Sastrawidjaya and Matheos filed a motion for discretionary review of the trial court’s
order. A commissioner of this court granted their motion for discretionary review.
ANALYSIS
A. STANDARD OF REVIEW
We review a trial court’s discovery orders for an abuse of discretion. Cedell v. Farmers
Ins. Co. of Wash., 176 Wn.2d 686, 694, 295 P.3d 239 (2013). A trial court abuses its discretion
if its decision is manifestly unreasonable or based on untenable grounds or untenable reasons.
Id. And a trial court necessarily abuses its discretion when basing its decision on an erroneous
interpretation of the law or applying an incorrect legal analysis. Doehne v. EmpRes Healthcare
Mgmt., LLC, 190 Wn. App. 274, 280, 360 P.3d 34 (2015).

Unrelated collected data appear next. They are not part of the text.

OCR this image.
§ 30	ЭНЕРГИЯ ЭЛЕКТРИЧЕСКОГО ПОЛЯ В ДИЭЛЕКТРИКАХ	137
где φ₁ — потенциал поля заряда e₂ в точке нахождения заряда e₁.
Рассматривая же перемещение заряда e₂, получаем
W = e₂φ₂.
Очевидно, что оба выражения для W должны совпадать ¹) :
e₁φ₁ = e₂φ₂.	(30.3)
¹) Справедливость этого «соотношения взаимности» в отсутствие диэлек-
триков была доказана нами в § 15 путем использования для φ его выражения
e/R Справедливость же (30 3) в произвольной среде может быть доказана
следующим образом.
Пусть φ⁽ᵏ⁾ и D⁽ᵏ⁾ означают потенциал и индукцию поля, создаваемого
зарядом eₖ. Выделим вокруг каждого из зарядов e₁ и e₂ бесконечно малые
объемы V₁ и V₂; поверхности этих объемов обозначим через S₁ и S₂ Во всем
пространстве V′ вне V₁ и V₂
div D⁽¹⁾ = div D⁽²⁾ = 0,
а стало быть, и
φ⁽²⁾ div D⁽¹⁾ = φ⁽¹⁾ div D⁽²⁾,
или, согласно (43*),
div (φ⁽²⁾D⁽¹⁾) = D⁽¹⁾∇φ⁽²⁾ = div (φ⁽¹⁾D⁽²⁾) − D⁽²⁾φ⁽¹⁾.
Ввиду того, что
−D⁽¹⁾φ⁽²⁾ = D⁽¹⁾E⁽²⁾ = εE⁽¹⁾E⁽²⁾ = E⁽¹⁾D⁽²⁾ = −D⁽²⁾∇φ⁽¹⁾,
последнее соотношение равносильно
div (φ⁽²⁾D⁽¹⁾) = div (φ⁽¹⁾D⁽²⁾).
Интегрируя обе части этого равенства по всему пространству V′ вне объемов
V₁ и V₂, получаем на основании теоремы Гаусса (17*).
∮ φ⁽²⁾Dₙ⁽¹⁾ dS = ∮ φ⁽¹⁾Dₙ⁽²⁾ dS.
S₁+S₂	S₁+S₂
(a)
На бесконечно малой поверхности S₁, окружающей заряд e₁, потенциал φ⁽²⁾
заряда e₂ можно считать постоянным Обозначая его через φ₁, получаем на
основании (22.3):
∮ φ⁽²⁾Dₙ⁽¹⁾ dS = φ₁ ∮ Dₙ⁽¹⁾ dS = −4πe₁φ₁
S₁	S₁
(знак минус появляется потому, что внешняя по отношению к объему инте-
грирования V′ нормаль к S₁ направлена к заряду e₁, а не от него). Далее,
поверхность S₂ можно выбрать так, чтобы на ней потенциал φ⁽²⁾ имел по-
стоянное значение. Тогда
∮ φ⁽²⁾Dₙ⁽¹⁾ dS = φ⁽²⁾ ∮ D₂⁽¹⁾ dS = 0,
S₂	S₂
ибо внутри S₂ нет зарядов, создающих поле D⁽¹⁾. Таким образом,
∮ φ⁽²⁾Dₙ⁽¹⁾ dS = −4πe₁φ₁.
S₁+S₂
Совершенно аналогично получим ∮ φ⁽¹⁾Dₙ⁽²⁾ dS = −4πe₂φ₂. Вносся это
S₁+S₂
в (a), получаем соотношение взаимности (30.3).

We review de novo the interpretation of court rules, including CR 26. Id. Therefore, we
review de novo whether a trial court has authority under the court rules to compel certain
discovery.
B. ORDER TO SIGN MEDICAL RECORD STIPULATIONS
Sastrawidjaya and Matheos argue that a request to sign medical record stipulations is not
an authorized form of discovery under the civil rules, and therefore the trial court could not
compel them to sign Mughal’s proposed stipulations. We agree.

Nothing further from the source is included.